American-Canadian auto racing reporter

Shea Adam (born January 11, 1990) is an American-Canadian motorsport reporter on television and radio. She is best known for her work with IMSA and its support series through Radio Le Mans, but has also worked for IndyCar, GT World Challenge America and the Bathurst 12 Hour.

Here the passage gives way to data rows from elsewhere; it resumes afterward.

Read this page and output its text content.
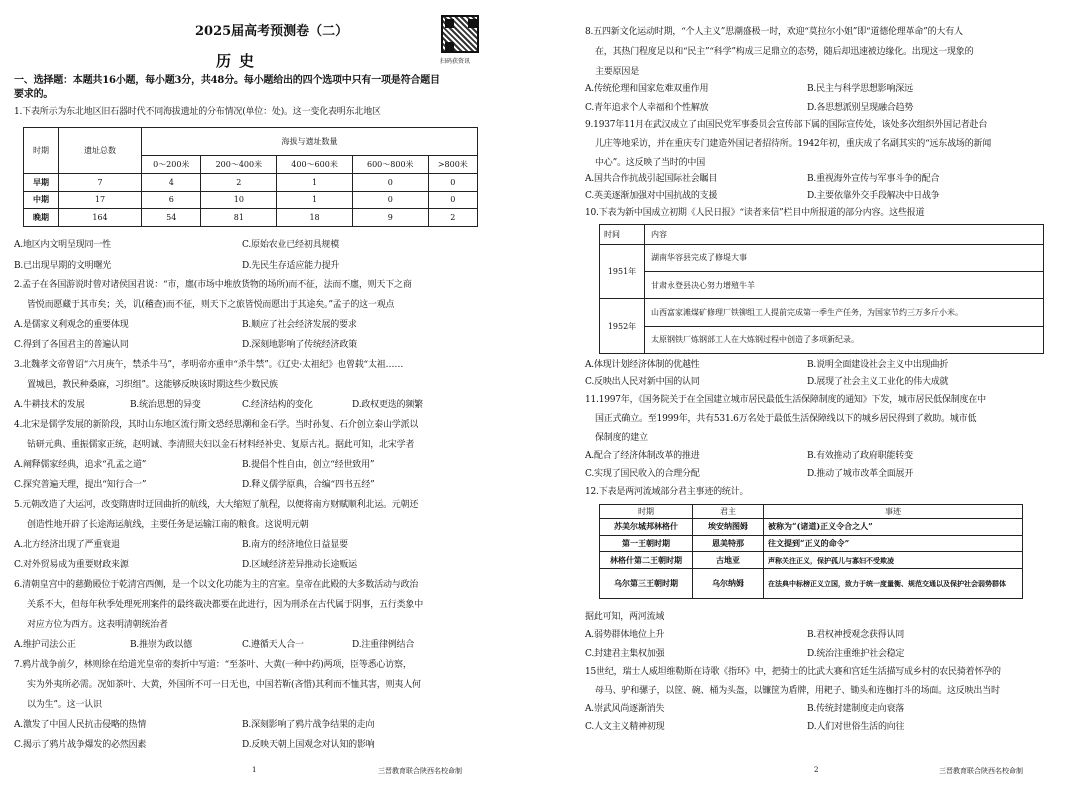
2025届高考预测卷（二）
扫码获资讯
历史
一、选择题：本题共16小题，每小题3分，共48分。每小题给出的四个选项中只有一项是符合题目
要求的。
1.下表所示为东北地区旧石器时代不同海拔遗址的分布情况(单位：处)。这一变化表明东北地区
时期	遗址总数	海拔与遗址数量				
		0～200米	200～400米	400～600米	600～800米	>800米
早期	7	4	2	1	0	0
中期	17	6	10	1	0	0
晚期	164	54	81	18	9	2
A.地区内文明呈现同一性	C.原始农业已经初具规模
B.已出现早期的文明曙光	D.先民生存适应能力提升
2.孟子在各国游说时曾对诸侯国君说：“市，廛(市场中堆放货物的场所)而不征，法而不廛，则天下之商
皆悦而愿藏于其市矣；关，讥(稽查)而不征，则天下之旅皆悦而愿出于其途矣。”孟子的这一观点
A.是儒家义利观念的重要体现	B.顺应了社会经济发展的要求
C.得到了各国君主的普遍认同	D.深刻地影响了传统经济政策
3.北魏孝文帝曾诏“六月庚午，禁杀牛马”，孝明帝亦重申“杀牛禁”。《辽史·太祖纪》也曾载“太祖……
置城邑，教民种桑麻，习织组”。这能够反映该时期这些少数民族
A.牛耕技术的发展	B.统治思想的异变	C.经济结构的变化	D.政权更迭的频繁
4.北宋是儒学发展的新阶段，其时山东地区流行斯文恐经思潮和金石学。当时孙复、石介创立泰山学派以
钻研元典、重振儒家正统，赵明诚、李清照夫妇以金石材料经补史、复原古礼。据此可知，北宋学者
A.阐释儒家经典，追求“孔孟之道”	B.提倡个性自由，创立“经世致用”
C.探究普遍天理，提出“知行合一”	D.释义儒学原典，合编“四书五经”
5.元朝改造了大运河，改变隋唐时迂回曲折的航线，大大缩短了航程，以便将南方财赋顺利北运。元朝还
创造性地开辟了长途海运航线，主要任务是运输江南的粮食。这说明元朝
A.北方经济出现了严重衰退	B.南方的经济地位日益显要
C.对外贸易成为重要财政来源	D.区域经济差异推动长途贩运
6.清朝皇宫中的慈勤殿位于乾清宫西侧，是一个以文化功能为主的宫室。皇帝在此殿的大多数活动与政治
关系不大，但每年秋季处理死刑案件的最终裁决都要在此进行，因为刑杀在古代属于阴事，五行类象中
对应方位为西方。这表明清朝统治者
A.维护司法公正	B.推崇为政以德	C.遵循天人合一	D.注重律例结合
7.鸦片战争前夕，林则徐在给道光皇帝的奏折中写道：“至茶叶、大黄(一种中药)两项，臣等悉心访察，
实为外夷所必需。况如茶叶、大黄，外国所不可一日无也，中国若靳(吝惜)其利而不恤其害，则夷人何
以为生”。这一认识
A.激发了中国人民抗击侵略的热情	B.深刻影响了鸦片战争结果的走向
C.揭示了鸦片战争爆发的必然因素	D.反映天朝上国观念对认知的影响
1	三晋教育联合陕西名校命制
8.五四新文化运动时期，“个人主义”思潮盛极一时，欢迎“莫拉尔小姐”即“道德伦理革命”的大有人
在，其热门程度足以和“民主”“科学”构成三足鼎立的态势，随后却迅速被边缘化。出现这一现象的
主要原因是
A.传统伦理和国家危难双重作用	B.民主与科学思想影响深远
C.青年追求个人幸福和个性解放	D.各思想派别呈现融合趋势
9.1937年11月在武汉成立了由国民党军事委员会宣传部下属的国际宣传处，该处多次组织外国记者赴台
儿庄等地采访，并在重庆专门建造外国记者招待所。1942年初，重庆成了名副其实的“远东战场的新闻
中心”。这反映了当时的中国
A.国共合作抗战引起国际社会瞩目	B.重视海外宣传与军事斗争的配合
C.英美逐渐加强对中国抗战的支援	D.主要依靠外交手段解决中日战争
10.下表为新中国成立初期《人民日报》“读者来信”栏目中所报道的部分内容。这些报道
时间	内容
1951年	湖南华容县完成了修堤大事
	甘肃永登县决心努力增殖牛羊
1952年	山西富家滩煤矿修理厂铁铆组工人提前完成第一季生产任务，为国家节约三万多斤小米。
	太原钢铁厂炼钢部工人在大炼钢过程中创造了多项新纪录。
A.体现计划经济体制的优越性	B.说明全面建设社会主义中出现曲折
C.反映出人民对新中国的认同	D.展现了社会主义工业化的伟大成就
11.1997年，《国务院关于在全国建立城市居民最低生活保障制度的通知》下发，城市居民低保制度在中
国正式确立。至1999年，共有531.6万名处于最低生活保障线以下的城乡居民得到了救助。城市低
保制度的建立
A.配合了经济体制改革的推进	B.有效推动了政府职能转变
C.实现了国民收入的合理分配	D.推动了城市改革全面展开
12.下表是两河流域部分君主事迹的统计。
时期	君主	事迹
苏美尔城邦林格什	埃安纳图姆	被称为“(诸道)正义令合之人”
第一王朝时期	恩美特那	往文提到“正义的命令”
林格什第二王朝时期	古地亚	声称关注正义，保护孤儿与寡妇不受欺凌
乌尔第三王朝时期	乌尔纳姆	在法典中标榜正义立国，致力于统一度量衡、规范交通以及保护社会弱势群体
据此可知，两河流域
A.弱势群体地位上升	B.君权神授观念获得认同
C.封建君主集权加强	D.统治注重维护社会稳定
15世纪，瑞士人威坦维勒斯在诗歌《指环》中，把骑士的比武大赛和宫廷生活描写成乡村的农民骑着怀孕的
母马、驴和骡子，以筐、碗、桶为头盔，以镰筐为盾牌，用耙子、锄头和连枷打斗的场面。这反映出当时
A.崇武风尚逐渐消失	B.传统封建制度走向衰落
C.人文主义精神初现	D.人们对世俗生活的向往
2	三晋教育联合陕西名校命制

==Early life and education==
Shea Adam was born on January 11, 1990. Adam's mother is a former news anchor for Miami ABC affiliate WPLG, and her father, Bill Adam, was a race car driver for 42 years and commentated on racing events for 10 years. She attended Palmer Trinity School in Miami, before earning degrees in creative writing and history from Florida State University in 2011.

== Career ==
Following her graduation, Adam worked for a car dealership which entailed the delivery of press cars across the state of Florida. She acted as a grid girl at Mid-Ohio Sports Car Course in 2011. Adam met Radio Le Mans commentator and owner John Hindhaugh at the 2012 24 Hours of Daytona. Hindhaugh later offered her a job reporting from the pit lane at the 24 Hours of Le Mans in June of that year.

Adam worked as a graphics supervisor for the American Le Mans Series, a role she held for the 2012 and 2013 seasons. She later transitioned into reporting, making her radio broadcast debut at the 24 Hours of Le Mans. In July 2013, she joined Canadian sports network Sportsnet as a reporter for its telecast of the 2013 Honda Indy Toronto. Adam worked alongside her father Bill, making it the first time a father and daughter worked together on a Canadian motorsports broadcast.

She joined IMSA Radio in 2015 and has acted as a pit lane reporter in the WeatherTech SportsCar Championship and its support series. Adam has covered the Trans-Am Series and Bathurst 12 Hour since then. She was part of the CBS Sports Network broadcast team for its coverage of the 2017 Pirelli World Challenge, and the Mazda Raceway California 8 Hours.

In 2019, Adam served as the color commentator for the Forza RC, the esport version of Forza Motorsport 7.